About

Eunchong Cho portrait

Eunchong Cho

Social Movements Youth Politics Neoliberalism Political Sociology Korea and East Asia

PhD candidate in Sociology at UC San Diego studying how identity categories become durable institutions, policies, and sites of democratic conflict.

I am a PhD candidate in Sociology at the University of California, San Diego, where I study social movements, youth politics, neoliberalism, and political sociology, with a regional focus on South Korea and East Asia. My dissertation, A Generation in Search of Hope: Youth Movements and Youth Identity in Neoliberal South Korea, examines how cheongnyeon ("youth") shifted from a flexible life-stage label into a durable political and policy category after the 1997 Asian Financial Crisis, culminating in the 2020 Framework Act on Youth. More broadly, my research asks how collective identities become politically usable, how they are stabilized through institutions, and how they reshape democratic conflict and governance.

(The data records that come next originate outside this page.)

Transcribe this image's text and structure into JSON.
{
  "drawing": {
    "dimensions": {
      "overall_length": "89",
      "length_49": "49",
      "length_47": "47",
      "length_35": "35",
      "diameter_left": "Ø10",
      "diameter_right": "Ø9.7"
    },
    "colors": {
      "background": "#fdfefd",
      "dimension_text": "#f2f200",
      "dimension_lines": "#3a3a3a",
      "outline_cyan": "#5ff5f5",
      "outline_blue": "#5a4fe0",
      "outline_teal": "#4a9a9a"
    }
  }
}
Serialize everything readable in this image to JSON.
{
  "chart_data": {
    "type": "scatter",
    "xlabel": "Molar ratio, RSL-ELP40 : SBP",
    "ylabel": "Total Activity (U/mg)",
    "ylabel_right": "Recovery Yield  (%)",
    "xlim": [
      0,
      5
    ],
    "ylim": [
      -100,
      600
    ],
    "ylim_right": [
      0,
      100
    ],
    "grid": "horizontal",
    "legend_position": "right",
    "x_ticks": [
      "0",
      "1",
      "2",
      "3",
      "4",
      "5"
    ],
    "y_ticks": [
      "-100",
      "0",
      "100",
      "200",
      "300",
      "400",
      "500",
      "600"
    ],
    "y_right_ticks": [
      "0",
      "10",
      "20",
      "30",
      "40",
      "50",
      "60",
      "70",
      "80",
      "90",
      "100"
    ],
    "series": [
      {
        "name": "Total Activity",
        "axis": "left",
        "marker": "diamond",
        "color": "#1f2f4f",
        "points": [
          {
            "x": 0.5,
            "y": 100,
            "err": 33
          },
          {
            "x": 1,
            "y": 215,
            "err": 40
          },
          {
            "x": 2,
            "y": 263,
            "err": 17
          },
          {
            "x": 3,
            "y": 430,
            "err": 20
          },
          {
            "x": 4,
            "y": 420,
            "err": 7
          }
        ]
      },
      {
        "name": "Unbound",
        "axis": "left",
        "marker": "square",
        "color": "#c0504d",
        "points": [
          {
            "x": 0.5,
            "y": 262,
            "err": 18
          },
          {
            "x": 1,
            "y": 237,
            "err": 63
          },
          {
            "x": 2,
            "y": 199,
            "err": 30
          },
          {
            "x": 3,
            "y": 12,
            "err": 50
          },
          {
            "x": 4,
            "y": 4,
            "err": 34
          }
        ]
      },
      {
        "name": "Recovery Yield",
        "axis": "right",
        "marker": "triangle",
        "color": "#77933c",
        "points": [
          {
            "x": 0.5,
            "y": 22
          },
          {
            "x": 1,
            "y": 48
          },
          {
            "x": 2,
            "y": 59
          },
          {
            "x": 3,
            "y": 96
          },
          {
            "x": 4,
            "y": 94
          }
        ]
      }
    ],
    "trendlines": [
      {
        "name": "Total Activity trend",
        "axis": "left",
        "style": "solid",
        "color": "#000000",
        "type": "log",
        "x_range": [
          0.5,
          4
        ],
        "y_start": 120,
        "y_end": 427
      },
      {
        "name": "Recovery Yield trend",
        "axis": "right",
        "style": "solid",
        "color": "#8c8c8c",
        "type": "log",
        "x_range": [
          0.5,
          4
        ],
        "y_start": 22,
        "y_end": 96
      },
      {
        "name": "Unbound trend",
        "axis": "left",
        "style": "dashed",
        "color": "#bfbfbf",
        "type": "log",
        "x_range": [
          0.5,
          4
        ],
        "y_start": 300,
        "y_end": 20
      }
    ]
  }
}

My work sits at the intersection of political sociology, social movements, youth studies, and Korean Studies. I am especially interested in questions of category formation, collective identity, inequality, and institutional change. Methodologically, I use mixed methods, combining ethnographic fieldwork, in-depth interviews, historical and organizational analysis, and computational text analysis of Korean media and public discourse. This approach allows me to connect lived experiences and movement strategy to longer-term transformations in public categories, policy, and political representation.

Before and during graduate school, I also developed a public-facing professional background in journalism, media activism, and international organizations. I founded Media NOON, a nonprofit media organization in Seoul focused on human rights and youth-centered journalism, and I have worked with UNFPA, IOM, and the UN Department of Economic and Social Affairs on youth, civil society, and policy-related projects. These experiences continue to shape how I think about research: not only as scholarly inquiry, but also as a way to engage public institutions, policy debates, and civic life.

I hold a BA in Peace and Conflict Studies from UC Berkeley, an MA in International Relations (Peace and Global Governance) from Kyung Hee University, and an MA in Sociology from UC San Diego. Across these stages of training, I have remained committed to understanding how social inequalities become politically legible - and how collective actors, especially young people, organize to change the terms of public life.